When Uncle Fudgy had to retire time was heavy on his hands and he began to be something of a nuisance. His loving daughter, Geraldine Farrar Coombs Lovejoy, accordingly taught him to knit as a way to pass the time, and he would sit in the rocking chair by the kitchen window as happy as could be, clicking the needles for fair. But Uncle Fudgy, capable as he was on the straight stuff, never mastered casting on, turning the heel, and narrering-off. His daughter wrapped butter in the butter factory, so wasn't always at hand or in the mood to do these things when Uncle Fudgy needed her.

So Uncle Fudgy made arrangements with the Widow MacIver over on the Blueberry Road, and they set up a business that proved profitable as well as saving their idle hands from mischief. To get this business off the ground, Uncle Fudgy het up the shop stove and spent most of the winter making knitting needles from straight-grained maple he found in the woodpile. He had a slew of them. In the spring he took them to the Widow MacIver and they came to terms.

She would cast on and knit one row, and then put the needles in one of two big-size potato picking ``barskits.'' Uncle Fudgy would carry the basket home and knit the sock down to the row where the heel was to be turned. He'd carry the basket to the Widow MacIver, who had meantime cast on another basketful.

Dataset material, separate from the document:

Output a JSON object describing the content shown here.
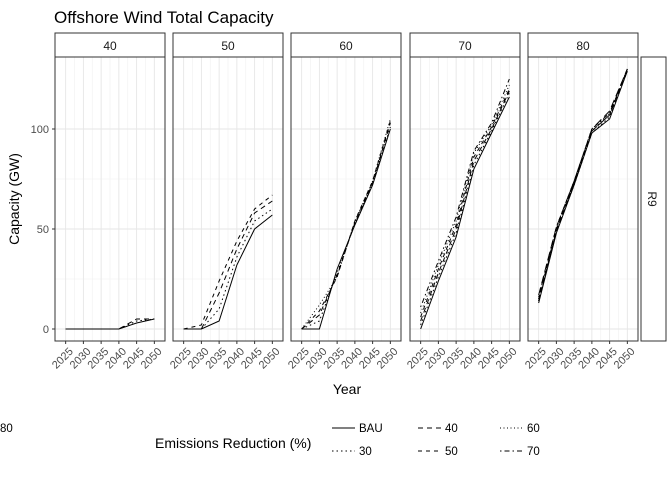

Then she would turn all the heels, and after Uncle Fudgy did the feet she would narrer-off. This went on for years, and a common sight was to see Uncle Fudgy trudging over to the Blueberry Road with a basket. Purely business, too - the Widow MacIver never let Uncle Fudgy in her house, and when she came to the door to find him on the doorstep with a basket, he would lift his hat.

Farmers in that whole township sent their fleeces to the Sheehey Woolen Mill and sold their yarn to Uncle Fudgy for better money than they could get any place else. Then L.L. Bean would buy every sock they turned out, and Uncle Fudgy and the Widow MacIver split the profits down the middle.

But this lift to the economy was by no means the best part. The best part was having something to do with their hands, to hold boredom at bay and cheat the time, and not only were Uncle Fudgy and the Widow MacIver cheerful, but their children and grandchildren had no cares and worries about them. Solomon Coombs, one of Uncle Fudgy's grandsons, said one time that he realized money isn't everything, but even so Grampy Fudgy was making more money than he was - and he was a welder at Bath Iron Works. After taxes and union dues, this may have been so.

Then the Ladies' Garment Workers brought a class action against the competition of home industry, and this put Uncle Fudgy and the Widow MacIver out of business. Some 37 ``counts'' were listed in the suit, and Uncle Fudgy and the Widow MacIver were taking food out of the mouths of honest working people and undermining the foundations of the Republic. The Supreme Court had just ruled that yellow tennis balls are not unconstitutional, and so was ready for this one - citing this precedent the justices found against Uncle Fudgy and the Widow MacIver. They had to quit. L.L. Bean then found that nobody amongst the lady garment workers knew how to knit socks, and things were certainly in a pucker.

Thus the knitting machine such as the cook's wife had at Chesuncook Dam became a nefarious instrument of subversive interests, used in clandestine fashion to put the economy on the blink and encourage the communists. Ladies who arranged to have one to hang on their walls and add a few cents to their pin money were enemies of democracy and worse, and people who couldn't cast on, turn a heel, and narrer-down looked upon them in disfavor and disdain. Tension was encouraged, and the country hasn't been the same since.